Why would you use outdated IT infrastructure as part of a plan to modernize your water system infrastructure? Of course the answer is: you wouldn’t. Or at least, you shouldn’t. But that is what many utilities – water, gas, and electric – are doing when they use standard relational data management technology (invented around 1970) to tackle the immense challenges of handling data from today’s generation of smart meters and sensors.
For years customer data from water meters was recorded once a month, and consequently the demands on data systems were modest. At those rates standard relational database management systems (RDBMS) based technology was sufficient. Data volumes increase dramatically when the transaction rate increases from once a month to once every 15 minutes. That’s 3000 times more data. Experience shows that existing data management infrastructure won’t be adequate at these increased rates.
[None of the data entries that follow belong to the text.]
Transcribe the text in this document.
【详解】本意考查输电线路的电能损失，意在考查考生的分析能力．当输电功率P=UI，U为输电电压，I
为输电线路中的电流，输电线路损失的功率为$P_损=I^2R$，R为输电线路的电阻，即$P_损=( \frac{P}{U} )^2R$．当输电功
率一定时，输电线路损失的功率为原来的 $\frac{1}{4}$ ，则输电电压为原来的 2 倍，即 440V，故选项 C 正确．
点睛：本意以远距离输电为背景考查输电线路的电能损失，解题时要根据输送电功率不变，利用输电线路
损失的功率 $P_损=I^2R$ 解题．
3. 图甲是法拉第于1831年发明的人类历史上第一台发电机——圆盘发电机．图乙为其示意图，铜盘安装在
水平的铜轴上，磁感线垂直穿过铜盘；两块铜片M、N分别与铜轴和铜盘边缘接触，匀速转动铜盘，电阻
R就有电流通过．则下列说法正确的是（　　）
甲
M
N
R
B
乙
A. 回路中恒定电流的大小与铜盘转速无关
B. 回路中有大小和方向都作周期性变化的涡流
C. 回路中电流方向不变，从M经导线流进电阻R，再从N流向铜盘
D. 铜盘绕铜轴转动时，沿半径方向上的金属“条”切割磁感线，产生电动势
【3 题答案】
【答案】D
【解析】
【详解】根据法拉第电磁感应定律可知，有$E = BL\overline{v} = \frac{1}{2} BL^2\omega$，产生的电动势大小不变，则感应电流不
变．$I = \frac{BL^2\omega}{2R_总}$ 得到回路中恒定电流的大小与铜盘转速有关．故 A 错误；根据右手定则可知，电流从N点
For instance, a 10 million meter network that transitions from monthly readings to readings every 15 minutes results in load of about 30 billion transactions a month. Data management infrastructure that worked well at lower volumes will likely fail to scale up smoothly to support these new data volumes and transaction rates. Faster hardware can’t solve the problem, as the inefficiencies of the relational database model become a serious hindrance to meeting service levels. Application and query performance is often degraded to the point it becomes intolerable.
Meters are only one of several sources of time-stamped data that utilities are now collecting. Many organizations have thousands of sensors being deployed throughout their systems to monitor flow, pressure, temperature, and other statistics. Some use cases require this data be recorded in intervals under a minute. How do you handle all this data cost effectively, without over spending on expensive server upgrades – that may or may not solve performance problems?
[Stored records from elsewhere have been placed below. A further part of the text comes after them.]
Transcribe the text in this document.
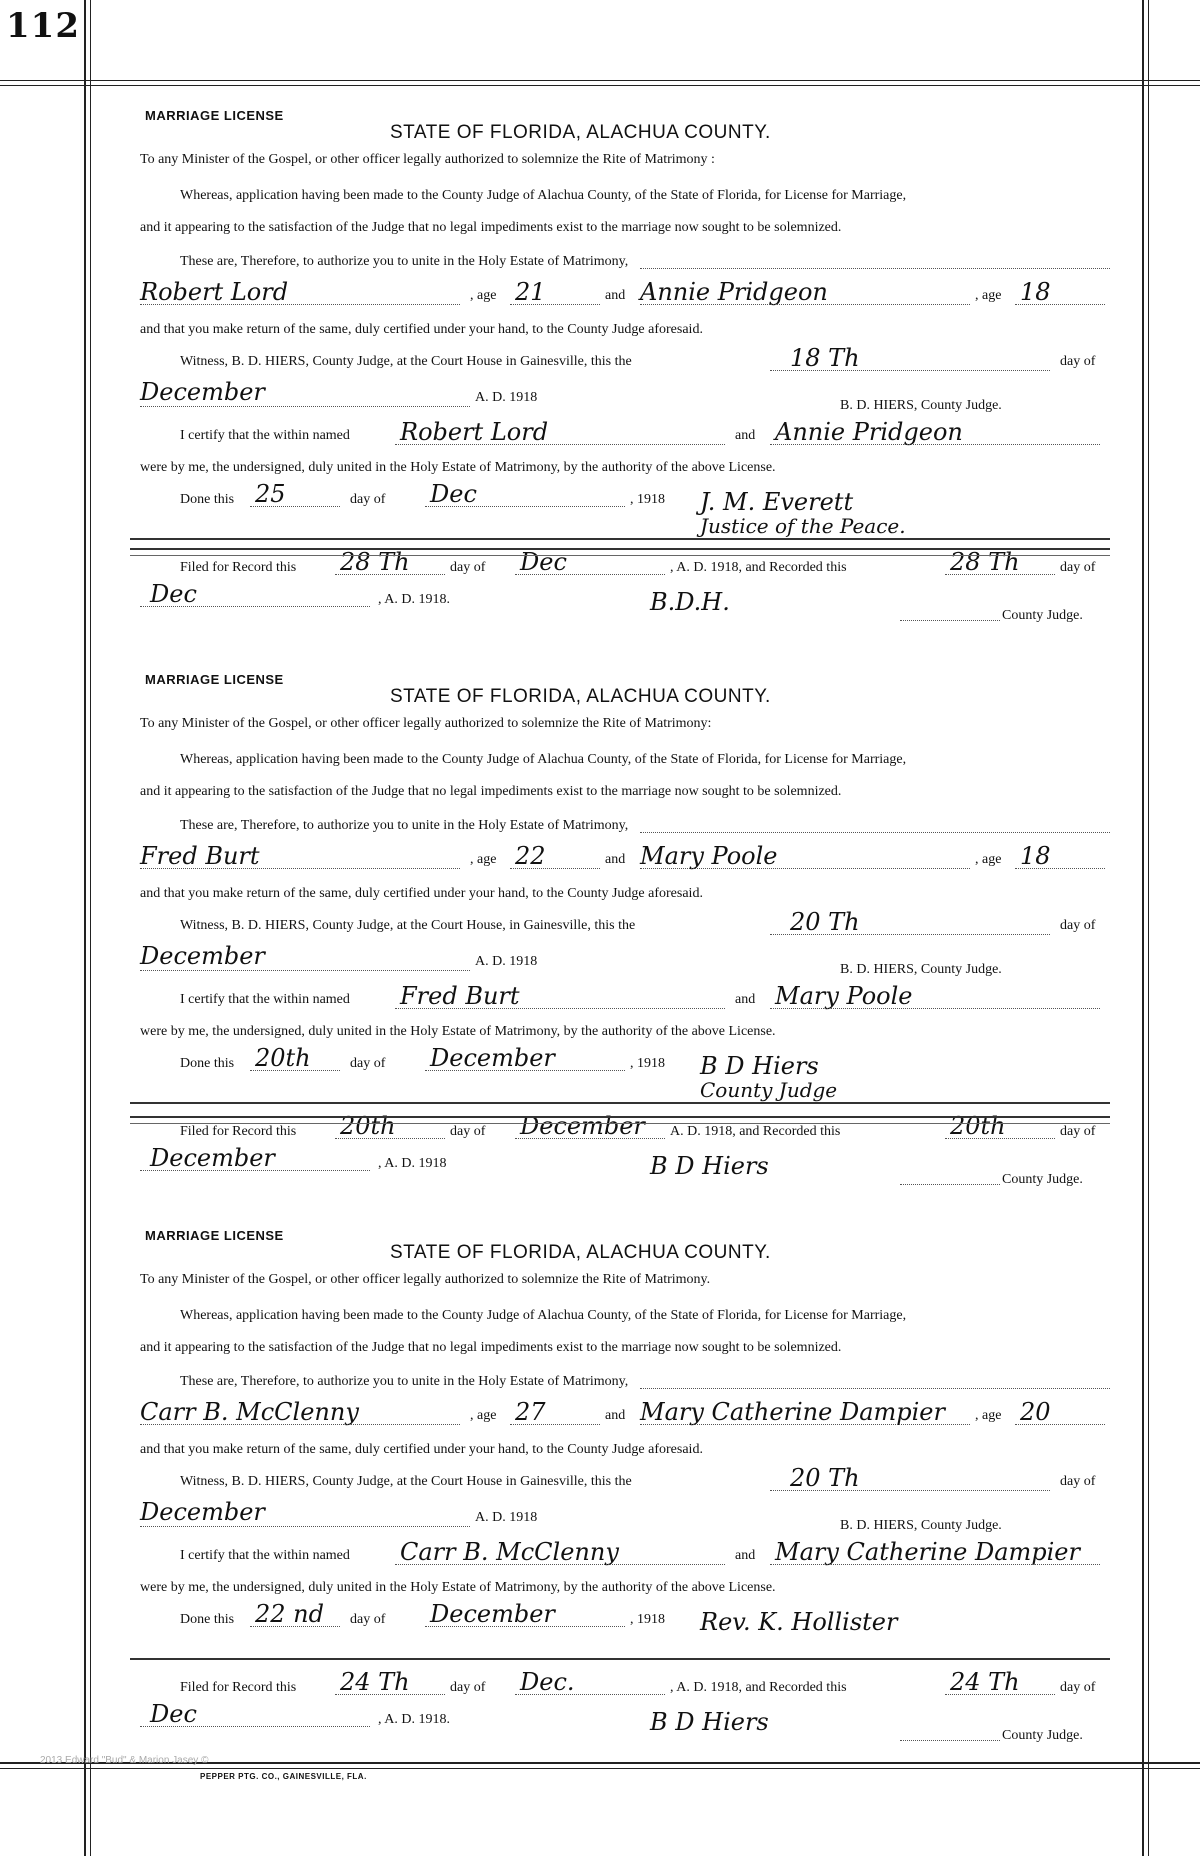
112
MARRIAGE LICENSE
STATE OF FLORIDA, ALACHUA COUNTY.
To any Minister of the Gospel, or other officer legally authorized to solemnize the Rite of Matrimony :
Whereas, application having been made to the County Judge of Alachua County, of the State of Florida, for License for Marriage,
and it appearing to the satisfaction of the Judge that no legal impediments exist to the marriage now sought to be solemnized.
These are, Therefore, to authorize you to unite in the Holy Estate of Matrimony,
Robert Lord	, age 21	and Annie Pridgeon	, age 18
and that you make return of the same, duly certified under your hand, to the County Judge aforesaid.
Witness, B. D. HIERS, County Judge, at the Court House in Gainesville, this the	18 Th	day of
December	A. D. 1918
B. D. HIERS, County Judge.
I certify that the within named Robert Lord	and Annie Pridgeon
were by me, the undersigned, duly united in the Holy Estate of Matrimony, by the authority of the above License.
Done this 25	day of Dec	, 1918 J. M. Everett
Justice of the Peace.
Filed for Record this 28 Th	day of Dec	, A. D. 1918, and Recorded this	28 Th	day of
Dec	, A. D. 1918.	B.D.H.	County Judge.
MARRIAGE LICENSE
STATE OF FLORIDA, ALACHUA COUNTY.
To any Minister of the Gospel, or other officer legally authorized to solemnize the Rite of Matrimony:
Whereas, application having been made to the County Judge of Alachua County, of the State of Florida, for License for Marriage,
and it appearing to the satisfaction of the Judge that no legal impediments exist to the marriage now sought to be solemnized.
These are, Therefore, to authorize you to unite in the Holy Estate of Matrimony,
Fred Burt	, age 22	and Mary Poole	, age 18
and that you make return of the same, duly certified under your hand, to the County Judge aforesaid.
Witness, B. D. HIERS, County Judge, at the Court House, in Gainesville, this the	20 Th	day of
December	A. D. 1918
B. D. HIERS, County Judge.
I certify that the within named Fred Burt	and Mary Poole
were by me, the undersigned, duly united in the Holy Estate of Matrimony, by the authority of the above License.
Done this 20th	day of December	, 1918 B D Hiers
County Judge
Filed for Record this 20th	day of December A. D. 1918, and Recorded this	20th	day of
December	, A. D. 1918	B D Hiers	County Judge.
MARRIAGE LICENSE
STATE OF FLORIDA, ALACHUA COUNTY.
To any Minister of the Gospel, or other officer legally authorized to solemnize the Rite of Matrimony.
Whereas, application having been made to the County Judge of Alachua County, of the State of Florida, for License for Marriage,
and it appearing to the satisfaction of the Judge that no legal impediments exist to the marriage now sought to be solemnized.
These are, Therefore, to authorize you to unite in the Holy Estate of Matrimony,
Carr B. McClenny	, age 27	and Mary Catherine Dampier , age 20
and that you make return of the same, duly certified under your hand, to the County Judge aforesaid.
Witness, B. D. HIERS, County Judge, at the Court House in Gainesville, this the	20 Th	day of
December	A. D. 1918
B. D. HIERS, County Judge.
I certify that the within named Carr B. McClenny	and Mary Catherine Dampier
were by me, the undersigned, duly united in the Holy Estate of Matrimony, by the authority of the above License.
Done this 22 nd day of December	, 1918 Rev. K. Hollister
Filed for Record this 24 Th	day of Dec.	, A. D. 1918, and Recorded this	24 Th	day of
Dec	, A. D. 1918.	B D Hiers	County Judge.
2013 Edward "Bud" & Marion Jasey ©
PEPPER PTG. CO., GAINESVILLE, FLA.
Optimizing for Time Series Data
Because data from smart meters and sensors is generated in consistent formats that include time stamps, a data management system can be optimized to store, retrieve and analyze it with respect to time intervals.
For example, IBM Informix software includes built in TimeSeries data management in addition to standard relational data management capabilities. One client comparing Informix TimeSeries to an existing Oracle Database in a one million meter proof of technology, saw data load times go from more that seven hours to under 20 minutes; report generation times go from 2-7 hours to 1-11 minutes; and the storage space required for the TimeSeries database to be about one third the amount required for the relational database. The business case that led the client to switch to Informix was based on the storage cost savings alone.
Published benchmarks have shown that the Informix TimeSeries technology provides significant performance and price advantages over industry standard database technology when applied to large smart meter systems. How significant? Five times as fast on hardware that costs one fifth as much.